A second and final performance is set for December 29. There have been no actual threats of demonstrations or violence against the show.
The final, 30-second scene added to Wolfgang Amadeus Mozart's opera by director Hans Neuenfels has the hero bring in papier-mache heads depicting Poseidon, Jesus Christ, Buddha and the Prophet Mohammed and laugh at them.
The government has invited all 15 members of its panel representing people of Muslim heritage, both secular and religious, to attend, but only nine accepted, the Interior Ministry said.
Leaders of the Council of Islam and German Council of Muslims declined the invitation.
Meyer, president of the Catholic national committee, said he entirely sympathized with the Muslim leaders.
'In the eyes of devout people, to demonstratively support an anti- religious spectacle is not proof of tolerance, but an expression of a lack of self-esteem,' said Meyer, adding that he wondered how Christians could watch such an opera without thinking likewise.
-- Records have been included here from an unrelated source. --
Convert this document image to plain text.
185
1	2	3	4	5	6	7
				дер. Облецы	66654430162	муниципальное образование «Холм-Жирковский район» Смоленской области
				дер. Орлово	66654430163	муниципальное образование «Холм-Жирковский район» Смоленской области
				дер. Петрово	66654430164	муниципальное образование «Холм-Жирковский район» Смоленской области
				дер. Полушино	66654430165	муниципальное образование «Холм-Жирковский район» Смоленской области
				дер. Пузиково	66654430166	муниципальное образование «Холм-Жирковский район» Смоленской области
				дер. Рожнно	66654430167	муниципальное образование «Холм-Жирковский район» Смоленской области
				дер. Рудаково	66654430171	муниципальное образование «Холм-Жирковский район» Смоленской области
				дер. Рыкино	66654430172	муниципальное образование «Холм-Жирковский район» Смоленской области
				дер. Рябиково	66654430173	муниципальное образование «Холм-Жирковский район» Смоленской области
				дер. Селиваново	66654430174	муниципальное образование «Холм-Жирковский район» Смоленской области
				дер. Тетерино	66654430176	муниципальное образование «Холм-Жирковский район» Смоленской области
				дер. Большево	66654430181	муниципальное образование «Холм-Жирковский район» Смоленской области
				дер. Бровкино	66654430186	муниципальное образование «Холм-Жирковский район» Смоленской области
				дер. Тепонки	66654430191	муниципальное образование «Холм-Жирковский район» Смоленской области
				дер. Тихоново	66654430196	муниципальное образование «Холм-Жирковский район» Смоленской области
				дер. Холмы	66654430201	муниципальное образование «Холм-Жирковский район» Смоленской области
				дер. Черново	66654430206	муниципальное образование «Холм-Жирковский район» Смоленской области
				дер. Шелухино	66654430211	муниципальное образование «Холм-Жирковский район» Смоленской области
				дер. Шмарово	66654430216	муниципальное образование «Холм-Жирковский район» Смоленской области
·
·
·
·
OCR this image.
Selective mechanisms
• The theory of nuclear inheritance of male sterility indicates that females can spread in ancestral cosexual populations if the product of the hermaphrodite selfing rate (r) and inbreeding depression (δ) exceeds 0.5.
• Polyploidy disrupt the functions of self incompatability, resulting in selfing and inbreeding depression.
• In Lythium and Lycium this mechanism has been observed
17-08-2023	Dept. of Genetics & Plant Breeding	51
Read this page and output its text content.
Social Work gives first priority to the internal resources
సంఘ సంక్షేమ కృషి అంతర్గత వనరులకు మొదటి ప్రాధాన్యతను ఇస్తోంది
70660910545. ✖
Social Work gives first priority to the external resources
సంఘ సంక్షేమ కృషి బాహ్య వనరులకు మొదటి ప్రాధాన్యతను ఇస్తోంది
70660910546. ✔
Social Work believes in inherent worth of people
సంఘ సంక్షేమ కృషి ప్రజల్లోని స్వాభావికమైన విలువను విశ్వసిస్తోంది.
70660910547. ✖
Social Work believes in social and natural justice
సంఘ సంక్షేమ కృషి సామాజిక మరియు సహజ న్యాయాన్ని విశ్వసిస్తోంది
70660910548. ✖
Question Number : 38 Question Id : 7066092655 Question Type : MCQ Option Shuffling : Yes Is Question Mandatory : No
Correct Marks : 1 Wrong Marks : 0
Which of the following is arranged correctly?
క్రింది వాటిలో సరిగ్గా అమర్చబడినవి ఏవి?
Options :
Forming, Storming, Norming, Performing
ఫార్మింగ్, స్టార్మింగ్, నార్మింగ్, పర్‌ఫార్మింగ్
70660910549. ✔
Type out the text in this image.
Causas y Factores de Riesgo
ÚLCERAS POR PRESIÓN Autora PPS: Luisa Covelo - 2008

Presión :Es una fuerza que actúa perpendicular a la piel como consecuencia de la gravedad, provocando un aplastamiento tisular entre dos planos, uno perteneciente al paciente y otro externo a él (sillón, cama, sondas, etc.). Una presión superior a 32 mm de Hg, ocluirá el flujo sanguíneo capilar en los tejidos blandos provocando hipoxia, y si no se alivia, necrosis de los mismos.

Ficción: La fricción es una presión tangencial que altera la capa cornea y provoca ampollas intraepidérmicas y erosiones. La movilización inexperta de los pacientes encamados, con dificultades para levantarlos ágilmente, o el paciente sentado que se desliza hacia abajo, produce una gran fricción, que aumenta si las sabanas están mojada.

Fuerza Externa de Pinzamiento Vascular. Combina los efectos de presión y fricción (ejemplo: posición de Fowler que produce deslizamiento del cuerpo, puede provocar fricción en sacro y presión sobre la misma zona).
Wartenberg-Potter, Lutheran bishop of the northern city of Luebeck, said the scene trampled on people's precious values, adding that this was not enlightened, but primarily provocative.
'It expresses a denigration of religious values that is very widespread in our society,' she said on a national radio show.
However, Seyran Ates, a lawyer who represents Turkish wives in divorces, and Necla Kelek, an author critical of Turkish customs, slammed religious leaders who excused themselves from seeing the opera.
The two women are among Germany's best-known Turkish secular figures and are perceived as hostile to traditional Islam. As members of the government's Muslim-heritage panel, they indicated they would attend. Bookings have been moderate and the show was not sold out.
Ates said on the radio channel Deutschlandradio Kultur that the show ought to have initiated discussion on making religion more up to date. On the same channel, Kelek criticized Islam, saying it made no allowance for 'religion in the form of art.'
'Every individualized form of religion is banned,' she said.
Kenan Kolat, chairman of another secular group, the Turkish Community of Germany, had criticized the religious groups on Sunday.